Was ist eine dissoziative Identitätsstörung?

Sep 11 2012
Menschen mit dissoziativer Identitätsstörung (DIS) bilden alternative Persönlichkeiten, die die Kontrolle über ihren Körper übernehmen. Erfahren Sie mehr über die Warnzeichen von DIS und mögliche Ursachen.
Menschen mit DIS bilden alternative Persönlichkeiten, die ihren Körper beherrschen.

Wir alle haben schon einmal ein Gefühl der Dissoziation erlebt, aber typischerweise unter einem anderen Namen: Tagträumen. Wir nehmen vorübergehend Abschied von unseren Sinnen und unserer Umgebung und stellen uns vor, jemand ganz anderes zu sein, der ein ganz anderes Leben führt. Stellen Sie sich nun eine weniger angenehme Form der Dissoziation vor: eine Person, die Alkohol trinkt, bis sie in einen Zustand fallender Verwirrung versetzt wird.
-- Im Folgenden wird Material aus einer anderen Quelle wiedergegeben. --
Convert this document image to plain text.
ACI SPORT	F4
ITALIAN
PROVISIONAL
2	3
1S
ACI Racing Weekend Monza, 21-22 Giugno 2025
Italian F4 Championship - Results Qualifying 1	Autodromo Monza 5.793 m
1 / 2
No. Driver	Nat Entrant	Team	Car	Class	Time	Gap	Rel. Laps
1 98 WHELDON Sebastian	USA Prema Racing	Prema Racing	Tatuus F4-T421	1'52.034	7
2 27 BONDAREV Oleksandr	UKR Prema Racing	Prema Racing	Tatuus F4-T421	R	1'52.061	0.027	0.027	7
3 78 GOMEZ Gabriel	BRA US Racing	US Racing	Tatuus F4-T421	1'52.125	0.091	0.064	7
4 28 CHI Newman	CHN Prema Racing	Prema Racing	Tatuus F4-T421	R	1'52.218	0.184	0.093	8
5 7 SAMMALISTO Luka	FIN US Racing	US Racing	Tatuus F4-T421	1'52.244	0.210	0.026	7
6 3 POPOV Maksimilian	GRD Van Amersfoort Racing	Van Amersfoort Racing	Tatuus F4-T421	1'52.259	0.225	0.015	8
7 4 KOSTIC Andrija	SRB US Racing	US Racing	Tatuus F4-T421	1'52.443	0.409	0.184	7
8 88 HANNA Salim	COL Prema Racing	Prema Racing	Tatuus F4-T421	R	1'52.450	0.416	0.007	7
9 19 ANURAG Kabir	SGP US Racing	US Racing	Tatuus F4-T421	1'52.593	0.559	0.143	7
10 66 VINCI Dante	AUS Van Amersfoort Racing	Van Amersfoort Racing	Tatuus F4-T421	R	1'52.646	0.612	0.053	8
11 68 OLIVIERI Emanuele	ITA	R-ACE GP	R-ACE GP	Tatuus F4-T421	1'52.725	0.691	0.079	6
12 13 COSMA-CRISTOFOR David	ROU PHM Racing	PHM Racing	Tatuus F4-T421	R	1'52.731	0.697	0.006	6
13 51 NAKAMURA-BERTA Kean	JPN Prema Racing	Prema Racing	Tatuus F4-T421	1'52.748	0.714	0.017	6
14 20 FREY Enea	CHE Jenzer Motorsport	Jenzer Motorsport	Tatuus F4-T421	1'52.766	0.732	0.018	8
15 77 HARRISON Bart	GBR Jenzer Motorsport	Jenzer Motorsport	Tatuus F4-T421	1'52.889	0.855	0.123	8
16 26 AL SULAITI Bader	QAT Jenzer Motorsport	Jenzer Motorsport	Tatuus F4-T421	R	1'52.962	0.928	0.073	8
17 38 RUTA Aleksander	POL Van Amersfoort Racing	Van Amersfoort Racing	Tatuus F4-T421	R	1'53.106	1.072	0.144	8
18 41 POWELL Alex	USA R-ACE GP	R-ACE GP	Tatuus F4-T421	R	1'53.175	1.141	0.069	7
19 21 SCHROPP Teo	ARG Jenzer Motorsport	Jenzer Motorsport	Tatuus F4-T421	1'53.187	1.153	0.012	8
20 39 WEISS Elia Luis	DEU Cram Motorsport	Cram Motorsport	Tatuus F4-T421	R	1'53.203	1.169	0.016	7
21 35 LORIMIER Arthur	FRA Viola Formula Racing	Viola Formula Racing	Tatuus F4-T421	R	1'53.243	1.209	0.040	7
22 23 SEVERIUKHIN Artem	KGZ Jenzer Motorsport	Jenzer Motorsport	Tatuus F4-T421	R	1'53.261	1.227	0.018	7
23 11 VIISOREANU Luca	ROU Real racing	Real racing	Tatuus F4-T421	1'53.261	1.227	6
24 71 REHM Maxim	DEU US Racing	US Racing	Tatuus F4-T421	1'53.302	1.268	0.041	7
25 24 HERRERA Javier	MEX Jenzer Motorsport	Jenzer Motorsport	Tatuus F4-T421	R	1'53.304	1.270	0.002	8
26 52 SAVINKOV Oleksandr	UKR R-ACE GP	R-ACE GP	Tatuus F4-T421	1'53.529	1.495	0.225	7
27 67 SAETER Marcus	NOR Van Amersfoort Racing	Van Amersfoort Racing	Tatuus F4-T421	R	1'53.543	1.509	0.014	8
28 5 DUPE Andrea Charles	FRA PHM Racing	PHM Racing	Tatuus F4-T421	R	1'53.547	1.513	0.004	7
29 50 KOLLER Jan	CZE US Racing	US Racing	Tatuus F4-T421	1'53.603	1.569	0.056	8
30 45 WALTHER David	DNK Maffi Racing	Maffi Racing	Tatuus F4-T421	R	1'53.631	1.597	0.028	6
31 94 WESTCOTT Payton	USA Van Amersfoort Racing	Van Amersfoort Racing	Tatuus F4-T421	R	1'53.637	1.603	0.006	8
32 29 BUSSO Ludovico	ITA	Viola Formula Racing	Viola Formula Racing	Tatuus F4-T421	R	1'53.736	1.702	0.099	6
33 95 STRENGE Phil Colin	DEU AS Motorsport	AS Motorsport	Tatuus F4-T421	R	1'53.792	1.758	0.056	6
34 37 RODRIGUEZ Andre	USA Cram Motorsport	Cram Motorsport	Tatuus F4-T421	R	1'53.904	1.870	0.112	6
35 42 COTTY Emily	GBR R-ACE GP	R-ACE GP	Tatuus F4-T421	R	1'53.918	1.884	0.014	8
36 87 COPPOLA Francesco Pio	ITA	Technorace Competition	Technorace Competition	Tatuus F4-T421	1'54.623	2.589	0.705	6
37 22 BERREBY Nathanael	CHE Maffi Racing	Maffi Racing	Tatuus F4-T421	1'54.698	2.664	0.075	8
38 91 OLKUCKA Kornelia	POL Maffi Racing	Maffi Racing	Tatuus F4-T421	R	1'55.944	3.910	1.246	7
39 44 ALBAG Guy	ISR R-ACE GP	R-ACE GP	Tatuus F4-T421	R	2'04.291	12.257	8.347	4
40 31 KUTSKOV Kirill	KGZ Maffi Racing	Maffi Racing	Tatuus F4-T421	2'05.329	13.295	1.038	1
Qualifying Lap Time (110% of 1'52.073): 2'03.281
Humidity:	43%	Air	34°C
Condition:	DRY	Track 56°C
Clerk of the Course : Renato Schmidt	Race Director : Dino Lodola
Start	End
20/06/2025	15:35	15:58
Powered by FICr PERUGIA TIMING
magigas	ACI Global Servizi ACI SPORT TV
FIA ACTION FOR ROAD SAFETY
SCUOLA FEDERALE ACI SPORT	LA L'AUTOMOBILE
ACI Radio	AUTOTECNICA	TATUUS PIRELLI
Die Handlungen, Gedanken und Worte der Person sind scheinbar nicht ihre eigenen, und die Ereignisse, die sich in diesem Zustand ereigneten, werden am nächsten Tag nicht mehr erinnert.

Menschen mit dissoziativer Identitätsstörung (DIS) teilen einige Eigenschaften sowohl mit Tagträumern als auch mit denen, die trinken, bis sie ohnmächtig werden. Für sie können die „Tagträume“ und das surreale Gefühl von Ort und Zeit wochen- oder monatelang anhalten. Sie erleben Zeitsprünge, Identitätsverlust, schwere Gedächtnisprobleme und die Annahme neuer Persönlichkeiten, die ihre eigenen einzigartigen Eigenschaften, Geschichten und Wahrnehmungen haben. Die Person wird im Wesentlichen zu einem hilflosen und manchmal unbewussten Passagier in ihrem eigenen Körper.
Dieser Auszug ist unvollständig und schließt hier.